Fort heureusement, dans le deuxième tiers du roman, les choses ont changé pour le mieux. Et forcément, à partir d’ici, je vais devoir faire plus succinct dans mes explications ; mais puisqu’il s’agit du cœur de l’intrigue, je vais quand même pouvoir développer un peu. Dès lors qu’on s’attaque aux problématiques de la mise en scène d’Antigone au milieu des affrontements et des ruines, le dialogue que j’évoquais plus tôt gagne en pertinence et en force, il se déplace du point de vue de spectateurs à celui d’agents : la théorie devient la pratique. Les connaissances de Georges sont nulles et non avenues et il doit s’adapter à un paradigme radicalement opposé à celui qu’il connaît et maîtrise. Toute l’intelligence de Sorj Chalandon étant ici d’avoir en fait bien pris le temps qu’il fallait dans la première partie de son texte, axant toute sa démonstration sur la puissance du contraste entre la France et le Liban embourbé dans une guerre absurde entre cinq camps différents qui se haïssent parfois sans sembler savoir pourquoi, voire qui se retrouvent forcés à participer parce qu’ils sont simplement au mauvais endroit au mauvais moment et constituent des pions dans le jeu d’autres puissances.

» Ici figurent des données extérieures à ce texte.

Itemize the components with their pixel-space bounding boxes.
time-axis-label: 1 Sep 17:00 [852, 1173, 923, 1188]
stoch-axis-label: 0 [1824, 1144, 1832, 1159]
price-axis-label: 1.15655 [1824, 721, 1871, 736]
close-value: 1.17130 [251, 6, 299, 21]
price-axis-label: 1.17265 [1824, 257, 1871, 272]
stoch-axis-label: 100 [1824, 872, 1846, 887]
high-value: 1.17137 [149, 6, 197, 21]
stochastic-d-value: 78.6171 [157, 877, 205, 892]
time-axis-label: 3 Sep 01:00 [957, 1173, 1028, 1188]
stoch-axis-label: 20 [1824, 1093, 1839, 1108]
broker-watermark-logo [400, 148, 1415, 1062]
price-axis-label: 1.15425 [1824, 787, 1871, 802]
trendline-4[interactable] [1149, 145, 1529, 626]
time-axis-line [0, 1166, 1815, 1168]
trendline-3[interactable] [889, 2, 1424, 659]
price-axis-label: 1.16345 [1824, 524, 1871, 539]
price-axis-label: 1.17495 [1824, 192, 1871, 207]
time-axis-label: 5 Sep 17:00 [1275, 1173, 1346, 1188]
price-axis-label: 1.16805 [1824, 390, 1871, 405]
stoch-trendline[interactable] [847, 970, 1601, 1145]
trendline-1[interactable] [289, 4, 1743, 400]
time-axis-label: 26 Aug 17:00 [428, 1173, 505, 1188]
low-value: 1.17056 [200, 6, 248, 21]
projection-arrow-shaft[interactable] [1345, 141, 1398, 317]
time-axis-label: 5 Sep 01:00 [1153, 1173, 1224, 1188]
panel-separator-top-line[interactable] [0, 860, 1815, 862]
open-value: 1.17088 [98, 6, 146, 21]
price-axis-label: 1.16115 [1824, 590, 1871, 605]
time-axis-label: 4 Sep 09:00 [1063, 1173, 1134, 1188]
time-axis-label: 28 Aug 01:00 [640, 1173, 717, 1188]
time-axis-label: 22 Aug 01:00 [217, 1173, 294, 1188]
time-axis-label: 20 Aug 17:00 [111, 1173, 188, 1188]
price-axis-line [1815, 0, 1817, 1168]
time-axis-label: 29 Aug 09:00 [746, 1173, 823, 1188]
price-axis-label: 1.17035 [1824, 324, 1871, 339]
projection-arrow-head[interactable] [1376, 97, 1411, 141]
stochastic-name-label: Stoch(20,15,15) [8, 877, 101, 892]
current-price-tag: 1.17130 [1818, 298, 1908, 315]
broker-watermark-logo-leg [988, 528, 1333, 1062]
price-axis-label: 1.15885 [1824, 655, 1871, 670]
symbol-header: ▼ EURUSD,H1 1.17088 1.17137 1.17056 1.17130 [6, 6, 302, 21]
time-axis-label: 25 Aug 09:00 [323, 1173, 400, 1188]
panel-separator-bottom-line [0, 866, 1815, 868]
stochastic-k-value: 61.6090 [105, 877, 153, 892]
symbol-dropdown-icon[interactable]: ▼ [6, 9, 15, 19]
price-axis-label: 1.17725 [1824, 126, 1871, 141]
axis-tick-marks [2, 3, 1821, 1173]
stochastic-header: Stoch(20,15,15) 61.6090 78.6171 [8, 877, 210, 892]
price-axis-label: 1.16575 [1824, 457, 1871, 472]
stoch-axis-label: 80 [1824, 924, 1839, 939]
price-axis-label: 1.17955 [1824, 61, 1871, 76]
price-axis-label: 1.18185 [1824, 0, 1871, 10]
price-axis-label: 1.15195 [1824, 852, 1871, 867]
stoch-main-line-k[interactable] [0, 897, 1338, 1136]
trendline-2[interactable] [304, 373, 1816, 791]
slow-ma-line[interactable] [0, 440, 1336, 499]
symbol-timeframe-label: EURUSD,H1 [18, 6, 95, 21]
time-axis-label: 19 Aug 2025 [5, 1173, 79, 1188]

Et aussi éloquente que puisse être l’idée de monter Antigone dans ce contexte en rapprochant des représentant·e·s des peuples concernés en son sein, Sorj Chalandon montre et démontre bien sa fragilité, sous le poids des réflexes grégaires, des mesquineries héréditaires : que vaut une belle idée face à la crasse du monde ? Alors certes, on y croit, on a droit à des moments de grâce et de gloire, on rit, on s’émeut, on comprend que parfois, l’espoir est aussi beau que fort, que tout n’est pas perdu ; et l’instant d’après, on se rappelle qu’en fait non, des fois, trop souvent, l’espoir ne suffit pas. À moins que ce soit l’inverse.
Toute considération politique ou littéraire mise de côté, j’étais alors convaincu que j’étais d’abord et avant tout mis en présence d’une putain de bonne histoire, pardon my french. Des fois, c’est quand même aussi simple que ça. Pour tout ce que je réfléchis, pour tout ce que je peux mettre en balance face aux arguments métaphysiques qu’une œuvre me propose pour en tirer un bilan personnel, une forme d’évolution, d’avancée morale ; des fois je suis juste pris et je veux bêtement savoir ce qui se passera sur la page d’après. Est venu un moment où j’ai consciemment et volontairement oublié les questions implicitement posées par la situation que vivait Georges pour me concentrer avant tout sur Georges et sa situation. Et c’est toujours un sentiment agréable, en dépit de la petite musique lancinante qui me trottait à l’arrière de l’esprit pendant que se déroulait cette fichue intrigue, de juste être embarqué par une bonne histoire. Qu’elle raconte des choses en plus de ce qu’elle raconte, évidemment, c’est un bonus bon à prendre, surtout pour moi qui me nourrit plus d’analyses que d’émotions, mais n’empêche que quand émotion il y a, je me dois d’autant plus de le signaler.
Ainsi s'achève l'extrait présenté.